Já se passaram mais de 50 anos do famoso artigo Miopia em Marketing de Thedore Levitt, publicado na Harvard Business Review. Nele eram apresentados cases e um conceito central, as empresas vencedores precisam estar centradas no benefício tirado pelo cliente e não no produto que fabricam. As estradas de ferro não entraram em decadência pela diminuição do transporte de cargas e pessoas. Muito pelo contrário, nunca tantas pessoas viajaram e mercadorias foram enviadas a destinos distantes. Apenas o meio mudou, seja rodoviário ou aéreo. Assim, as empresas que se concentraram no produto (product-oriented) perderam mercado (ou desapareceram). Já aquelas que olharam para o benefício (market-oriented), adaptaram-se e prosperaram. Simples, mas vamos olhar um pouco mais.
Diversas décadas depois, Henry Mintzberg em passagem de um de seus livros sobre estratégia, criticou o que chamou de miopia da miopia de marketing. Ou seja, partir de pressuposto que uma empresa poderia rapidamente transformar-se em qualquer coisa a fim de atender ao novo meio de entregar o benefício do cliente. Em outras palavras, um fabricante de ônibus deveria migrar rapidamente para aviões, para manter-se dentro do benefício de transportes, assim que as pessoas passassem a voar mais do que se deslocar por vias rodoviárias. Desconsiderando completamente o parque fabril, a capacidade de desenvolvimento, os relacionamentos comerciais e de mercado construído, em resumo, as competências residentes na empresa para de fato entregar aquilo que se propõe o negócio.
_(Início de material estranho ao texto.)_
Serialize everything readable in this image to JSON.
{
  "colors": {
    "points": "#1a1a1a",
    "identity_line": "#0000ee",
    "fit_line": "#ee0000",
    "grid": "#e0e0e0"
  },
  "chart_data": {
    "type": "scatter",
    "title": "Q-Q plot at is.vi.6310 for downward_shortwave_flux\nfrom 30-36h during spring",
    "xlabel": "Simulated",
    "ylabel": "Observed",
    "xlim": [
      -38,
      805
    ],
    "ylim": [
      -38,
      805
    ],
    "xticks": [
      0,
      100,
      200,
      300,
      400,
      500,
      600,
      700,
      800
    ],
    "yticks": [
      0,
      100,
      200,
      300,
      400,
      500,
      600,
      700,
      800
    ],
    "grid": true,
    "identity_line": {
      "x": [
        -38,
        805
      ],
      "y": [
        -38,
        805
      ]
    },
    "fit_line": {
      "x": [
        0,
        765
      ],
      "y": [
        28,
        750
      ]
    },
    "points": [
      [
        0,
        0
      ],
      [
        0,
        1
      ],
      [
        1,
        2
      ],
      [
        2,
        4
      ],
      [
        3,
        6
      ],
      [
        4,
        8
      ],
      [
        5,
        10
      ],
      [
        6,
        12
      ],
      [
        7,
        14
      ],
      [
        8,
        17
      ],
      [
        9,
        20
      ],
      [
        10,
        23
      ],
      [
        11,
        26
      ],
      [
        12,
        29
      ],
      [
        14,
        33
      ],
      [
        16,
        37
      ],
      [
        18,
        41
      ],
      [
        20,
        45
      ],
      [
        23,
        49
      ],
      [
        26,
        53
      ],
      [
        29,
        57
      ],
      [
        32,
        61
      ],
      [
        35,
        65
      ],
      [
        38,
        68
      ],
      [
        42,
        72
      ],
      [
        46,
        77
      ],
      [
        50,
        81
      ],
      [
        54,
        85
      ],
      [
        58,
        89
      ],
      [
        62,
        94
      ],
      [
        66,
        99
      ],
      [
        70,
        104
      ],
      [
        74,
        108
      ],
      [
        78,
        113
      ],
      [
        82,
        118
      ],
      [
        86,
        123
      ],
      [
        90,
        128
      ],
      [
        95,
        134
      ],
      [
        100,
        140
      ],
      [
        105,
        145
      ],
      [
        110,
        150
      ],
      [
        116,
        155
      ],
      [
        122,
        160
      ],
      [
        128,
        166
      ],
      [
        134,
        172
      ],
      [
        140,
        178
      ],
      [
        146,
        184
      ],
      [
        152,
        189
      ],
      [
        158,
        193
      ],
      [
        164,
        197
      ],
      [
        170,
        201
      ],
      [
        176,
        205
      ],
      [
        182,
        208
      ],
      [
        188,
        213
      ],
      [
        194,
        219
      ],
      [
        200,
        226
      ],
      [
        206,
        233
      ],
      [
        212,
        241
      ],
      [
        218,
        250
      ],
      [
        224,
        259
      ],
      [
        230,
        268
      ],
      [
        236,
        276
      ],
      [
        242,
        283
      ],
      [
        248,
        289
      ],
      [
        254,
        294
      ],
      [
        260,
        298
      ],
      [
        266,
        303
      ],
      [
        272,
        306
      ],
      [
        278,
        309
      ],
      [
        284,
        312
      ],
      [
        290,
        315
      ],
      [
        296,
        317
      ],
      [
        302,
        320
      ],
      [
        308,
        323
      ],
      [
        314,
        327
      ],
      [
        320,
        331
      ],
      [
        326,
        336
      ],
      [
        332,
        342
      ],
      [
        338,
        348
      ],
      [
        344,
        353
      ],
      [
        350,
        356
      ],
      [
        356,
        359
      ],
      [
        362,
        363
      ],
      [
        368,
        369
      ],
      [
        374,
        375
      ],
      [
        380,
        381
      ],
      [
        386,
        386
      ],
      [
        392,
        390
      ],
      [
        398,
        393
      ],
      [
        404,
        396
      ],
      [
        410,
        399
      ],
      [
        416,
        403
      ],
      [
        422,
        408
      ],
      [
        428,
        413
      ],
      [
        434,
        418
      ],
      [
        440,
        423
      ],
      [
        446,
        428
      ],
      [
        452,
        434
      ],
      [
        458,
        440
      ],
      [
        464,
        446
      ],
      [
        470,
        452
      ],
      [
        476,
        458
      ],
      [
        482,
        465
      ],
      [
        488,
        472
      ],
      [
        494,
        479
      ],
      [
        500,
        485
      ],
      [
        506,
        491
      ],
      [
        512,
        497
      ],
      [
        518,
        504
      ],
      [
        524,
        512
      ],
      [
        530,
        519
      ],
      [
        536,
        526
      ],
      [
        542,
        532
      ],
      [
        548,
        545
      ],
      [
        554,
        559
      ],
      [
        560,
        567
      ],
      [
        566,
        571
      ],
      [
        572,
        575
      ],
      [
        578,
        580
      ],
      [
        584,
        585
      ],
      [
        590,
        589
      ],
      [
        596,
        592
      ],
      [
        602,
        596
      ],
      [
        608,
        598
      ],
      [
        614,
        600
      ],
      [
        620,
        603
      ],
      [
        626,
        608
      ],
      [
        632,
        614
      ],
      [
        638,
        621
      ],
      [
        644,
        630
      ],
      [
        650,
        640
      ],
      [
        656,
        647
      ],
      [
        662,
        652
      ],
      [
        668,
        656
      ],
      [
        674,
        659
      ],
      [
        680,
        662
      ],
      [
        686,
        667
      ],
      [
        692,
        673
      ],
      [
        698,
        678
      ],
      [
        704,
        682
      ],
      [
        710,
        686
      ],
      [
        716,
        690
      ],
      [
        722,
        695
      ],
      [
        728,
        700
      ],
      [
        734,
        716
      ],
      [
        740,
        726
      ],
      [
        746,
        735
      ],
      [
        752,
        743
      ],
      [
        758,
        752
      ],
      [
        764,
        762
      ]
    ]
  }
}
Estratégia não é apenas olhar para fora, como enfatiza a Escola do Posicionamento, representada principalmente pelas visões de Michael Porter. Mas ver no que de fato a empresa é muito boa e capaz. Assim como a gestão de marca é composta de promessa e entrega, a gestão do negócio tem que encontrar uma posição competitiva que possa ser sustentada por seus processos e pessoas. Basicamente deve haver coerência entre a escolha de vantagens comparativas interessantes para os seus consumidores que sejam coincidentes com seus pontos fortes internos.
Veja o exemplo da Converse, uma marca (e um negócio) que trabalha intensamente uma visão market-oriented. Alia um produto iconográfico, carregado de história e simbolismo, com movimentos e comportamentos contemporâneos. Linhas assinadas, co-branding e a presença nos pés de pessoas certas apóiam sua estratégia e confirmam sua posição de mercado. Por outro lado, a New Balance tem uma clara proposta product-oriented, enfatizando quase que unicamente as características e atributos funcionais de seus tênis. Do lado da Converse é importante uma competência muito forte em marketing e branding, do lado da New Balance de desenvolvimento e tecnologia. Sem essas forças internas em cada um, dificilmente conseguiriam sustentar suas estratégias.
Antes de encontrar um lugar ao sol de seu segmento de mercado, descubra quais são as alavancas mais poderosas que possui. Fique sóbrio o suficiente. O lado visionário e provocador do artigo de Levitt deve ser contrabalançado pelo seu poder crítico em entender os limites para sua ação. Não que deva se conformar com eventuais dificuldades. Mas que evite estender a promessa além da fronteira de sua capacidade potencial.